— Встаньте, господин Мавай, — нежно воркует королева. — Я изнемогаю от страсти.
Вот болван, ничего не понимает, пока не скажешь прямо!
Поэт вскакивает, заключает ее в объятия, находит ее губы. Голова его идет кругом, ему кажется — он в сказке. Или во сне. Или в собственной балладе.
— Да, да, Ронел, — ее величество сладко вздыхает, поощряя.
Наконец поверил.
С ним хорошо. Совсем не так, как с Кайалом, но очень хорошо. Пожалуй, она оставит обоих.
Через несколько недель запал догорает до детонатора.
Кайал вызывает Ронела на дуэль — и конечно, убивает противника.
Королева в бешенстве.
Этого она никогда не простит… да и хватит уже капитану мозолить ей глаза. Надоел.

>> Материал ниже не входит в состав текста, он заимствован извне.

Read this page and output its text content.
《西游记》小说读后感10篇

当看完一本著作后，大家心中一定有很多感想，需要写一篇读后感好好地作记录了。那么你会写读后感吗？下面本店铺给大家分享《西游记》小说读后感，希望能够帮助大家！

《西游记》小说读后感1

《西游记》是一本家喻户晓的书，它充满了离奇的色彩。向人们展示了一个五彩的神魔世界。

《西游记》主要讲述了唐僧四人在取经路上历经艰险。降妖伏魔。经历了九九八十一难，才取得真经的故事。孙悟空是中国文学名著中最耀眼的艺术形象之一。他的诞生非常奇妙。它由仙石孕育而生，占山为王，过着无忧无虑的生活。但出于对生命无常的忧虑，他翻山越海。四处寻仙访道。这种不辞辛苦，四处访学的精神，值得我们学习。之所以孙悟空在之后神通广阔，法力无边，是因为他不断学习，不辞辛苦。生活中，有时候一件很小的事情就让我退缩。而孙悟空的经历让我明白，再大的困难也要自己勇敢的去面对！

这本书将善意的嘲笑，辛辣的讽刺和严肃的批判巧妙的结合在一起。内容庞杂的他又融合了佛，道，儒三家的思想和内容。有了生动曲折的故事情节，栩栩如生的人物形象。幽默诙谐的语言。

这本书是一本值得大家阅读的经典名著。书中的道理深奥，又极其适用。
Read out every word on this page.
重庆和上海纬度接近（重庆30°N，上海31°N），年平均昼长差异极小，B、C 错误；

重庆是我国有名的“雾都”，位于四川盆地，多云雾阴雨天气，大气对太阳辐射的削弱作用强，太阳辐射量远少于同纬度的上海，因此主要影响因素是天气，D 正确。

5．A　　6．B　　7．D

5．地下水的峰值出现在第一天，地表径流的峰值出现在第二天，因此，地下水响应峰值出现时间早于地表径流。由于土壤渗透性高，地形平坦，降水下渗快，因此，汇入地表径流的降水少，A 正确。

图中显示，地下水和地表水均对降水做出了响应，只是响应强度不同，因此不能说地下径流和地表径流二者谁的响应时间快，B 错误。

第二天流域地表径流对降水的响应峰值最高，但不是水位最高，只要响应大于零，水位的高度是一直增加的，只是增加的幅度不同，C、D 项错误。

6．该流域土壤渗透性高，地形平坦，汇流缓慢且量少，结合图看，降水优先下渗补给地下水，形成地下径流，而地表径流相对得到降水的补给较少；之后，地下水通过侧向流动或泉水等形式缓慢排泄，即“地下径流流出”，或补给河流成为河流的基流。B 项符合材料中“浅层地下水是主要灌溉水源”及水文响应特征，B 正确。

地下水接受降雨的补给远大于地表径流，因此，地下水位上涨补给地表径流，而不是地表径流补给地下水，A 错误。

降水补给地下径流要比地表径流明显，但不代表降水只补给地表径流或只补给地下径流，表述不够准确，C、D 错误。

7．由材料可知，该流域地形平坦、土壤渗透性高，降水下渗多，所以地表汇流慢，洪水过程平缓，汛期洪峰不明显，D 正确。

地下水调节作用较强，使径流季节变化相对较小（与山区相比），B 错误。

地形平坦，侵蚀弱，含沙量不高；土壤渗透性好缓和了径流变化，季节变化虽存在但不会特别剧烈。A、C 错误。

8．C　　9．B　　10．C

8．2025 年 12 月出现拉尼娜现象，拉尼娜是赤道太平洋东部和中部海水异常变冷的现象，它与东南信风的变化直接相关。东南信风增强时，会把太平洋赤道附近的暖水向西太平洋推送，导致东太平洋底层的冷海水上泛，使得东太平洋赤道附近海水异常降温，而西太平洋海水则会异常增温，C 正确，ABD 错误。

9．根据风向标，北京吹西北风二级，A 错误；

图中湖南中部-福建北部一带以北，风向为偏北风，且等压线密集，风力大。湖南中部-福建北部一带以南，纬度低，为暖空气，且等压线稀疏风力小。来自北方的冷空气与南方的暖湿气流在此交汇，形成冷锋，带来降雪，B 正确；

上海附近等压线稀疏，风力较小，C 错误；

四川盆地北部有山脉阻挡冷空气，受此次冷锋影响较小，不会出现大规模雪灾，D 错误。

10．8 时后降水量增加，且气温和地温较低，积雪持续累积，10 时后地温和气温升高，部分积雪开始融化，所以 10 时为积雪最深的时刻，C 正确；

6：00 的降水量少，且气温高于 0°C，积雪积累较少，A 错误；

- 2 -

Еще дядя Леорре принял эдикт о запрете дуэлей. Пора о нем вспомнить… как, за это не казнят?
Кайал обвинен в государственной измене и обезглавлен.
Ее величество смотрит, как катится его темно-рыжая голова, и ноздри ее трепещут.
Страсть накатывает волной, а Кайала больше нет.
Кругом множество интересных мужчин… Она оглядывает из-под ресниц своих придворных и делает знак герцогу Ореньи. Крупный, мощный, со старым шрамом на лице. Не старше сорока. Возможно, от него будет толк и в других делах… но сейчас — "Как ваше имя, Ореньи? Верьен? Мне нравится. Окажите вашей королеве услугу. Пойдемте".
Верьен умен, ловок в интриге, ненасытен в любви.
Пока он будет правильно себя вести, он останется.
-
Снилась. Приходила, садилась на край постели. Целовала, улыбалась.
Просыпался — нету.
Болело в груди.
Уходил в лес. Искал.
Звал.
Однажды — нашел.
Лучше бы никогда.
349 год Бесконечной войны
Весной война снова покатилась на юг, но теперь лес ее не остановил.
Заветреная вливалась в серый поток беженцев — даже странно, казалось, все, кто мог, оставили свои дома еще тогда, тем страшным летом, но люди все тянулись и тянулись по дороге, уходя дальше и дальше от Эннара и войны, а война ползла за ними, выдавливая крестьян, как повидло из пирога. Снялись с места Майра и Лакор — уехали в телеге, усадив поверх горы вещей своих одинаковых голубоглазых детей. Привязанная сзади, плелась рябая корова, грустно кивая рогатой головой. Уехало многочисленное потомство тетки Кайлы; сама она правила пожилой рыжей кобылой, щелкая вожжами и покрикивая попеременно то на лошадь, то на внуков. Каждый день пустел еще чей-нибудь дом. Уходили с котомками за плечами, подпирали дверь поленом, чтобы не распахнулась, шептали над крыльцом молитву о сохранении имущества… поворачивались к дому спиной и вскоре исчезали за поворотом дороги.
Терк выставил нас из трактира, когда услышал, что эннарцы вошли в Косовую. Нера плакала и кричала, что никуда не уйдет от этого дурня; мы с Хальмой упирались и спешно выдумывали веские доводы, чтобы остаться — потому что этот сумасшедший Неуковыра прогонял нас на юг, а сам намеревался по-прежнему держать трактир. Один. Среди войны.